The Southwest Stats Say So Much
• Southwest boasts a 2.5 percent voluntary turnover rate compared to a 23 percent national average
• Southwest maintains some of the lowest numbers of customer complaints in the U.S. airline industry
• 85 percent of employees say they’re proud to work at the company
• The average length of employment is a remarkable 11.5 years
• There have been no layoffs or furloughs in the history of the company
• Southwest executed its 45th consecutive profit-sharing award, sending $544 million back to employees (amounting to approximately 10.8 percent of each eligible employee’s compensation)
“We receive thousands of applications, but we hire less than two percent of those who submit, which over the past two years, is almost 1400 people,” said Cheryl Hughey, Managing Director of Culture at Southwest Airlines.
It Begins and Ends, with Organizational Culture
Southwest Airlines started over 50 years ago, but it wasn’t until the last 10 years that leaders of this dynamic company decided to focus on infusing strong culture into their workplace as a business practice. They began by identifying the six values they wanted to honor.

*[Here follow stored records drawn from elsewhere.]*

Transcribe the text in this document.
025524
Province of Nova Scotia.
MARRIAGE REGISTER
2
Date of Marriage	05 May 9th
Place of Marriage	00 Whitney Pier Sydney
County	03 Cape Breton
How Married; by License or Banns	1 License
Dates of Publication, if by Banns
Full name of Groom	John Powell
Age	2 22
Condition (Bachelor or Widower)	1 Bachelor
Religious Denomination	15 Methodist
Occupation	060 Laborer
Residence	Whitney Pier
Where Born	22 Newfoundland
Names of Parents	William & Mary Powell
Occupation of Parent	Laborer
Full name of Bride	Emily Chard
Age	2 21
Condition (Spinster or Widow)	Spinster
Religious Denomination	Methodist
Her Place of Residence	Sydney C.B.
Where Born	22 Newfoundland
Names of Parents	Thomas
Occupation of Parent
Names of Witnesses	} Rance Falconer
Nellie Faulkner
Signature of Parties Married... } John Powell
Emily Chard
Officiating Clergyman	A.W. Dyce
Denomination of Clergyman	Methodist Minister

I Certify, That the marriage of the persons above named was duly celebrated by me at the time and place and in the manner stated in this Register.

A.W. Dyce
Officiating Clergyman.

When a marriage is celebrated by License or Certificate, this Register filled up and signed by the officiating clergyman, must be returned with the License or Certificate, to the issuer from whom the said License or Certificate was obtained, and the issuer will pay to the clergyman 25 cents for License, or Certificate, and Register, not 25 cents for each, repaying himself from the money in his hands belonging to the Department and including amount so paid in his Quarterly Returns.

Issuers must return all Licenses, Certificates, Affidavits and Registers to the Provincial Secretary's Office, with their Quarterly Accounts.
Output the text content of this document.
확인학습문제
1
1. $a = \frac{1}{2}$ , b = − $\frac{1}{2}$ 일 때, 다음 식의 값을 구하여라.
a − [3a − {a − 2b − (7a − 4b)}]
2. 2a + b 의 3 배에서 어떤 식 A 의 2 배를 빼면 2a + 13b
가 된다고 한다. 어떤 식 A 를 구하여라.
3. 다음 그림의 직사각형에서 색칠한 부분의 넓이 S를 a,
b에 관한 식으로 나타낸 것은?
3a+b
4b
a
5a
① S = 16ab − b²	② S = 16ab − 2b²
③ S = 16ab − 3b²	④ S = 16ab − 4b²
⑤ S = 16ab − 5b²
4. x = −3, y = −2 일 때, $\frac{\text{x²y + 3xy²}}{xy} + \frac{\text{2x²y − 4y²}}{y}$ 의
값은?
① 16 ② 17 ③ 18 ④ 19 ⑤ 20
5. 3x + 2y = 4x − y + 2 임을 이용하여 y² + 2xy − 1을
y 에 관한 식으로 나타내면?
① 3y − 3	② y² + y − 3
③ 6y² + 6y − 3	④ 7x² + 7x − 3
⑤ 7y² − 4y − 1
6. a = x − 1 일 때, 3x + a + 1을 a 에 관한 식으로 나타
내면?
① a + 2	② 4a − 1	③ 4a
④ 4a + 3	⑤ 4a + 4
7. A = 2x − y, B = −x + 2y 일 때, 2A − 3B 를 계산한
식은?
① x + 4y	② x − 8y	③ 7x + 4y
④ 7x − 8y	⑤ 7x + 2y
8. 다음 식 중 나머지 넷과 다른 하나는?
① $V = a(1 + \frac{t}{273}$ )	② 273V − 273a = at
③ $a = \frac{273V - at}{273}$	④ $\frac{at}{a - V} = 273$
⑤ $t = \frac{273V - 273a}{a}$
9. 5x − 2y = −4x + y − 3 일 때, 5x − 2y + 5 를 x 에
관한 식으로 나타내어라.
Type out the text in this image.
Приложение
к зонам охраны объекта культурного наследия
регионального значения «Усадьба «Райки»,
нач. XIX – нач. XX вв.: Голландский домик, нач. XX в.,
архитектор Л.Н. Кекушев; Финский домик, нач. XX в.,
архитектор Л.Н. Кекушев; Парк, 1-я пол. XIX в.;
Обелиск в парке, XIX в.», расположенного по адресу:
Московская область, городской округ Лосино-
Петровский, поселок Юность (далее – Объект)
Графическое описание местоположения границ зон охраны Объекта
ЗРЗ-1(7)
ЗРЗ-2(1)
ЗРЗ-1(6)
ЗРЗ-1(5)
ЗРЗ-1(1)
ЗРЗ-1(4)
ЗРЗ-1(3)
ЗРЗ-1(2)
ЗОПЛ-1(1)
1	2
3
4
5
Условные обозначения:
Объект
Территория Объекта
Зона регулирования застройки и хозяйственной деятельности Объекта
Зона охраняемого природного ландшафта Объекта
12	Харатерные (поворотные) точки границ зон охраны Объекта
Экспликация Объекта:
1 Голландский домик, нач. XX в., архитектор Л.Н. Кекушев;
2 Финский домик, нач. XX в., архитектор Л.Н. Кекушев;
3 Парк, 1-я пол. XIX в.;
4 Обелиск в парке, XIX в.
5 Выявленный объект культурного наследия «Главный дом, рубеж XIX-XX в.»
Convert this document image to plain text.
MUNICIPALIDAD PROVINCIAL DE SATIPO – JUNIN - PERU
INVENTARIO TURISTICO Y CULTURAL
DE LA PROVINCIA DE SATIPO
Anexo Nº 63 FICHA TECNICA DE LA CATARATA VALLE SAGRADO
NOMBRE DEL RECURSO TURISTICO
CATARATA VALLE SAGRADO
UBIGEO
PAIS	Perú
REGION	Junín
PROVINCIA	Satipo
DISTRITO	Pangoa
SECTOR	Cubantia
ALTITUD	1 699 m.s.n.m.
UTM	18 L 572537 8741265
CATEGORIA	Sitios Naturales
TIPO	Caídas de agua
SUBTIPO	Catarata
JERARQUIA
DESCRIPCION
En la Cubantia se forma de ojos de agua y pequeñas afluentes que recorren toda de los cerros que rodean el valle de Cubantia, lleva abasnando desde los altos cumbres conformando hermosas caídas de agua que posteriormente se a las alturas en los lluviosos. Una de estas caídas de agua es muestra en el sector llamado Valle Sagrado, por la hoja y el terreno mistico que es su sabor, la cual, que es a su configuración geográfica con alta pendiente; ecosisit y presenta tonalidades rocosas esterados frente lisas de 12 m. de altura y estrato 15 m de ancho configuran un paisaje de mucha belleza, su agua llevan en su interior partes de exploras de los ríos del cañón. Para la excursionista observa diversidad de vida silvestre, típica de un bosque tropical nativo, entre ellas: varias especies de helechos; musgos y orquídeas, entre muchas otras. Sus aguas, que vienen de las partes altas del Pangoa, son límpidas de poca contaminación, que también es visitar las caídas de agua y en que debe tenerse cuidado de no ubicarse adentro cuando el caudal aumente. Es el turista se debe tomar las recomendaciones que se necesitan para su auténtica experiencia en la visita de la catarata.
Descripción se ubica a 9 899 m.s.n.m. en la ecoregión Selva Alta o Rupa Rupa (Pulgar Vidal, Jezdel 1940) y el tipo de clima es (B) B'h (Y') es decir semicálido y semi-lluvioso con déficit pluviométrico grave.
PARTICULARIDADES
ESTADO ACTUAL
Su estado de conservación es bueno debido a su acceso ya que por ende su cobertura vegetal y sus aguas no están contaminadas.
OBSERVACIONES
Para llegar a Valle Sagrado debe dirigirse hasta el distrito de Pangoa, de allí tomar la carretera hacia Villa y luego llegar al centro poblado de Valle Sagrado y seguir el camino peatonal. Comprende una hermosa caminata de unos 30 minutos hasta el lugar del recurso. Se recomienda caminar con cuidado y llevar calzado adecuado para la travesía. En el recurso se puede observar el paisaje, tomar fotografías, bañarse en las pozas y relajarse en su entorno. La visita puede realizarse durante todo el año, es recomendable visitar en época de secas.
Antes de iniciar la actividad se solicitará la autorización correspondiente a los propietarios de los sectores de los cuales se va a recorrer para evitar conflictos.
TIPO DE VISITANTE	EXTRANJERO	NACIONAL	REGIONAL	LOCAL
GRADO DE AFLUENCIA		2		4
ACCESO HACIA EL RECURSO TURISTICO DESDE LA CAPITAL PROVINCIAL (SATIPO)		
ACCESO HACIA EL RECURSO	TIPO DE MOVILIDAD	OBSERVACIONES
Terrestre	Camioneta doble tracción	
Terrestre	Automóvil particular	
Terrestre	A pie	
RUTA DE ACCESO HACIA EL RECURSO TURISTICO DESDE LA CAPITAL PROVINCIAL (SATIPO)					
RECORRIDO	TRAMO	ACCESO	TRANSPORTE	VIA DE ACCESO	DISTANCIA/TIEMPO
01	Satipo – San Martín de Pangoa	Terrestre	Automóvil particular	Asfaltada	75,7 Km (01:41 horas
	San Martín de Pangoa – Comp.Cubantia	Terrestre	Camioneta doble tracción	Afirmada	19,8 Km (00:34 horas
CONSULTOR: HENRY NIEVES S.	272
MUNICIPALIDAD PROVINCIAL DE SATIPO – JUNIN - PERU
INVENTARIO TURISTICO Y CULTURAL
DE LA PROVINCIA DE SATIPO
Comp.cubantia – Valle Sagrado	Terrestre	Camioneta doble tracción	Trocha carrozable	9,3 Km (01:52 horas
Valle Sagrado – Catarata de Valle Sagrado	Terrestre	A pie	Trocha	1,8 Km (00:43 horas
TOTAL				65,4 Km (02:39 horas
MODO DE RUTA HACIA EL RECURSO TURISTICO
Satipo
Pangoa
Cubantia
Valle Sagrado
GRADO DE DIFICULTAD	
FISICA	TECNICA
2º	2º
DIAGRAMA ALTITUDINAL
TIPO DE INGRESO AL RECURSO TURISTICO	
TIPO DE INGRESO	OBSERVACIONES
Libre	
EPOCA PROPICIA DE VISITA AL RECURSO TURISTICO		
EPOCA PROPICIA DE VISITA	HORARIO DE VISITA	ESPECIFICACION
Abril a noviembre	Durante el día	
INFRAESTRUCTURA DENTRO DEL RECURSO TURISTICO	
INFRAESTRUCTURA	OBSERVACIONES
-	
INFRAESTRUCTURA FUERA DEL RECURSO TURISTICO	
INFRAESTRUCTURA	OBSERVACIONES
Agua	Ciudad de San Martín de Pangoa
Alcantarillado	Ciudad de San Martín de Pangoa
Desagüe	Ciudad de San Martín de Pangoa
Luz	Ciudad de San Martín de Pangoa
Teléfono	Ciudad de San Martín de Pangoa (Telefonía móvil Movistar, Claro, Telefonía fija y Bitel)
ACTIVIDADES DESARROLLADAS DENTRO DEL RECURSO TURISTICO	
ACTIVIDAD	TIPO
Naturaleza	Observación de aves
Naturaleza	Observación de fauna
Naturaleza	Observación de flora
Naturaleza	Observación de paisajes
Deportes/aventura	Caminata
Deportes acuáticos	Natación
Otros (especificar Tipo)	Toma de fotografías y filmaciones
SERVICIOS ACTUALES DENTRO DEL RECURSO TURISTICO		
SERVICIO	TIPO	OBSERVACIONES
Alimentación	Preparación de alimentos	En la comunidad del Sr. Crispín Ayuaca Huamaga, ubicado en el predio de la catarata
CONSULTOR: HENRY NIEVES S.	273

The Six Southwest Airlines Values:
• Warrior Spirit
• Servant’s Heart
• Fun-LUVing Attitude
• Safety and Reliability
• Friendly Customer Service
• Low Costs
Southwest created a Company-wide Culture Committee to retain focus on these values. The group, staffed by employees in every division, regularly deploys small teams to various airports for the sole purpose of making sure each employee understands how much they are valued.
Leaders are encouraged to sympathize with their employees' needs outside of the workplace. For instance, leaders are given authority to spend money to care for associates in ways such as sending flowers after a family death, or Southwest-branded items to employees’ newborn babies.
“No Company can survive long, much less be great, without great People and strong Culture”- Gary Kelly, Executive Officer and Chairman of Southwest Airlines.
This company takes pride in recognizing when employees receive compliments from customers. Outside of blasting the news through social media, the company encourages employee acknowledgment through peer-to-peer recognition. Employees are encouraged to give “points” to colleagues as a form of recognition—and with these “points,” employees can purchase items from a company catalog.
Since the implementation of the cultural awareness programs, Southwest Airlines has experienced unparalleled success both internally and externally while satisfying customers and employees. A business culture infused with strong morals, a system of affirmation and employee appreciation will never have a problem attracting employees—and in a tight labor market, the competitive advantage rests within each company.